*** (of four)
Does anyone remember? Was it Fear of a Black Hat
or "In Living Color" or "Saturday Night Live" that had a parody rap act performing a song whose repeated hook and entire lyrical focus was, "I'm black y'all, black y'all / Blickity-blickity-black y'all"?
It was overstated humor of the absurd, and like a decade and a half later, here's Saul Williams with damn near the same hook, except more prolonged and pronounced. And meant to be taken seriously.
The Williams style is half-spoken word, half-jazz, half-hip-hop, half-reggae and half-industrial. That's four halves, and as Saul constantly reminds you, each half is non-Caucasian: "They say you're too black / Man I think I'm too black / Do you think I'm too black? / I think I'm too black / I think I'm too black / I think I'm too blacka-blacka-blacka-black."*
Yeah, the lyrics here are all about confessional time, and Saul pulls it off. This street poet who has played Lollapalooza is still insecure about being chided in school for the color of his skin. Apparently, someone kidded around and called him "Chuck D" in sixth grade, and he hasn't forgotten it. (Though, when you think about it, wouldn't calling someone "Flavor Flav" be the bigger insult?)

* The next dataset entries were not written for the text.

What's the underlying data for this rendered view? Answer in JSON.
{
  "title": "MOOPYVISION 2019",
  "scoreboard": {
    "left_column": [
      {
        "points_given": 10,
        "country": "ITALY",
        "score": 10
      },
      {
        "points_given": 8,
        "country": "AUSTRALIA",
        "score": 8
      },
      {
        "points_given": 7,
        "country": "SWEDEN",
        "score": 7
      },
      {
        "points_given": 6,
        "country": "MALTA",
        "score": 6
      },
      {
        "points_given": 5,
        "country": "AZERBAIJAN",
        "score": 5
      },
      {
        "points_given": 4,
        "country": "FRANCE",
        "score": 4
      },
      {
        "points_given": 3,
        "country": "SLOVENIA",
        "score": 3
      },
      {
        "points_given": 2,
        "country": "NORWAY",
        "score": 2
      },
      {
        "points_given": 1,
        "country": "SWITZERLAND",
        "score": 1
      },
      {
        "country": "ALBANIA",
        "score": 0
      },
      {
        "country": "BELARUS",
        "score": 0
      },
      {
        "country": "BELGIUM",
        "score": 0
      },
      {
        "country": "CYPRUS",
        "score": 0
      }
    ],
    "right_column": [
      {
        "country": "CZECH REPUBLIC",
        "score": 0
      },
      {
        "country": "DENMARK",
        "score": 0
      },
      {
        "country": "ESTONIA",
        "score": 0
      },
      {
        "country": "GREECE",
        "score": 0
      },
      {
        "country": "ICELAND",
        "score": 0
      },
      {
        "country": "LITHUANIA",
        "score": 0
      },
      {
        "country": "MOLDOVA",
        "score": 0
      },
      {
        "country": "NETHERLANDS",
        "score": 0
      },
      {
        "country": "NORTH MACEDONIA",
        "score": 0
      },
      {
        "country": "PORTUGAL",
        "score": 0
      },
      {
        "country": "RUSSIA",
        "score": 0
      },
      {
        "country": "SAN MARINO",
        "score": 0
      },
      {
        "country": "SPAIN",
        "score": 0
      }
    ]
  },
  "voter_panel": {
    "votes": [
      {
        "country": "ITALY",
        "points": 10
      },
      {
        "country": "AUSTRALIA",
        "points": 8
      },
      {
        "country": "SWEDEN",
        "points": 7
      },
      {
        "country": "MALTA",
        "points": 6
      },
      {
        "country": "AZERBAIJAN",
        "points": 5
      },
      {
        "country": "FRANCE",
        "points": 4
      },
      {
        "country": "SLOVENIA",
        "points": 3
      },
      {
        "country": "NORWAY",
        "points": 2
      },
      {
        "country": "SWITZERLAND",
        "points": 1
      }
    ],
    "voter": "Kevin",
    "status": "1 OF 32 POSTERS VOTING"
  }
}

And, as the song title reveals, he apparently was called "Black Stacey" by his adolescent peers. Which to me sounds like a name the Mattel corporation would give to one of Barbie's friends. Kind of a C-minus on the junior high insult scale but, I suppose, something you wouldn't forget when, say, you were trying to write your breakthrough single
But I'm here to talk about the video, right? Ostensibly. Well, Black Stacey is indeed black - about four Hershey bars out of five on the complexion scale. In case you forgot that, he paints tribesman dots all over his face and refuses to wear any clothing over his beltline.
"Black Stacey" is low-medium budget but looks fucking rich and classy, lighting and color-wise. Half the time, Williams is seen in a three-quarters shot, medium close-up, with half of his face plunged into, er, darkness. Saul also stands outdoors in an old-school red leather jacket, holding a vintage boombox while performing in front of a dingy blue-steel-ribbed warehouse.
If this doesn't grab you at all the first time - if you're thinking, whiny fucker, too repetitious, get over it, kind of laughable at heart,
watch it again. If you still think that, watch it a third time. Then get high, get drunk and sentimental, get in confessional mode. Watch it four times with a good buzz on, and you'll feel what this guy's saying. Hypothetically, of course.
* = Saul, you should be glad political correctness hasn't completely taken over - imagine the syllable crunch as a lyricist if you were forced to call yourself African American: "They say you're too African American / Man I think I'm too African American / Do you think I'm too African American? / I think I'm too African American / I think I'm too African American / I think I'm too Afri-Afri-Afri-African American."